Between Mountain and Sea
When my job began in Taghazout, I was living in a holiday environment. It really was a European bubble. However, over the course of four months we have now moved away from the tourist life and integrated more into the circles of other nomadic workers and surf house staffers. In time, we have settled into our own rhythm. Now that my contract has ended, we are solving Sienna’s education issue through tutoring with someone from the next village. It’s three times a week, with less cost and less travel. It leaves me the space and finances to enroll her in sports activities, like skateboarding. Ive also been able to buy her a new bike ~ now we have the activity of cycling along the beach together in the mornings.
We are not overwhelmed by village life at all anymore. I integrate and find my own way of being a part of this quirky place. I learned how to buy spices and produce from the noisy and overcrowded souk.

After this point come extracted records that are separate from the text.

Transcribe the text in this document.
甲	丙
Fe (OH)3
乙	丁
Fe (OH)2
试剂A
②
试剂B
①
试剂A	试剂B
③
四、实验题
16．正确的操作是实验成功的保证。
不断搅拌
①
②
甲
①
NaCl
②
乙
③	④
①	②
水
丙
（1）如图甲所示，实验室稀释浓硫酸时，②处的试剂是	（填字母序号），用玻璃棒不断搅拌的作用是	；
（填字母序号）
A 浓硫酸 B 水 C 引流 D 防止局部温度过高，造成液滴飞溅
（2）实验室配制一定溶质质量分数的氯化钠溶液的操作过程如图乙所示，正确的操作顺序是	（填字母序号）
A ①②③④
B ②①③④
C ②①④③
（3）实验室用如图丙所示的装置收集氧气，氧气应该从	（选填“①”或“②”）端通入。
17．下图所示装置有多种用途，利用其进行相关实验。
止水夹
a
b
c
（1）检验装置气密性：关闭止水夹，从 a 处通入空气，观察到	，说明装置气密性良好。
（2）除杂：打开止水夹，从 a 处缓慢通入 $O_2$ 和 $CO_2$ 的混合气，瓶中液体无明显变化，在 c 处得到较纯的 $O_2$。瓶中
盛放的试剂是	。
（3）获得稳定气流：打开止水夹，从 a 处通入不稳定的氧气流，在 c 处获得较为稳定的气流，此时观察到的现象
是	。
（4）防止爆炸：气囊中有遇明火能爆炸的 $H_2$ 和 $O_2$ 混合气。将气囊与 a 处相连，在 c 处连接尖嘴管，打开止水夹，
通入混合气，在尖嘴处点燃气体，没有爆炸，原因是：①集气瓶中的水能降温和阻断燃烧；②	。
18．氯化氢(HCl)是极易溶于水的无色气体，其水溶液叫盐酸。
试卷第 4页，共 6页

Sienna and I together discovered the delights of seasonal fruits that taste so different from what we knew from the large European grocery stores; African grown pomegranates, Moroccan oranges, the sweet and short little bananas grown from the local banana plantations.
We cook meals in a little clay tagine, traditional style, seasoned with fresh cumin and coriander and parsley. Sienna always complains the cumin is too spicy and often demands pasta. But sometimes, she’ll say “mmm mom, this is really good!”, so I guess I am slowly getting better at cooking.
We settle with ease next to our fellow taxi passengers, mostly male, young or old, with dark, weathered skin, most often smelling of sweat, perhaps going to or from their labor. Sometimes an entire family with children spills over every lap, including ours. The children often stare at Sienna in quiet fascination, her being so different and exotic to themselves. The mothers or grandmothers always look at Sienna, then at me, and give me a nod and smile. Often if we jump in last, we sit in the back, crammed in and amongst shopping bags. Then we watch the road curve away behind us as we traverse the orange mountain and watch the sea come into sight as we near our village. We’ve watched many sunsets from the back of a Berber taxi and even this has its own unique, live-in-the-moment charm.
We openly smile at the women we pass on the street in the evenings, head to toe in colorful scarves (as is the Muslim tradition.) We greet them in their local Berber greetings, often exchanging a fleeting second connection which says; I am a mother, you are a mother, we are different but both mothers.
They all know Sienna Rose from watching her play on the streets with the animals, or tagging behind me as I ran around with my camera bag and laptop. This is something totally against their culture as dogs are seen as dirty. Their own children are told “hands off! “ and to run from any of the animals, or throw rocks at them. They probably see us as a bit strange, but then I feel they respect us in some way for choosing to be here.
There are so many small pieces of the day that are so unique to being here. The village is constantly swimming with new interesting arrivals, surfers, artists, travelers, nomadic workers.
The place is colourful and the entertainment ranges from watching surfers on a big swell from Anchor Point, local music at the cafes 2 times a week, surf movie night outside our local on Wednesdays, visits to Souks (the outdoor markets), new art pieces being painted on walls, skateboard lessons at the skate park, group surfs, yoga, sunsets, sunrises, all the phases of the moon to be admired above the stretch of sea.
It’s really such an amazing life here. Bustling, vibrant, interesting, arty, salty, colorful, earthy and moving. My treasures are dried flowers, twisted and sun bleached argan tree branches, sea shells, wave-polished rocks and photos I take of the land, the sea, of people. I am more present and connected by the elements and the ebb of tides. The sound of waves is ever present in my apartment and at night, I can tell when a swell comes in. There is revelry and resonance.
I see old faces, wrinkled brown, with kind eyes. I see and feel textures, listen to the chanting from the mosque, in a language foreign to me. I smell fresh baked bread on the ocean breeze and when I allow myself to sit and observe, I feel I have finally returned to myself after all the year’s of living in the city. It is a borrowed space and place in time, and I wish it could just stay as it is, neither perfect, sustainable, longterm, knowable ~ just what it is right now.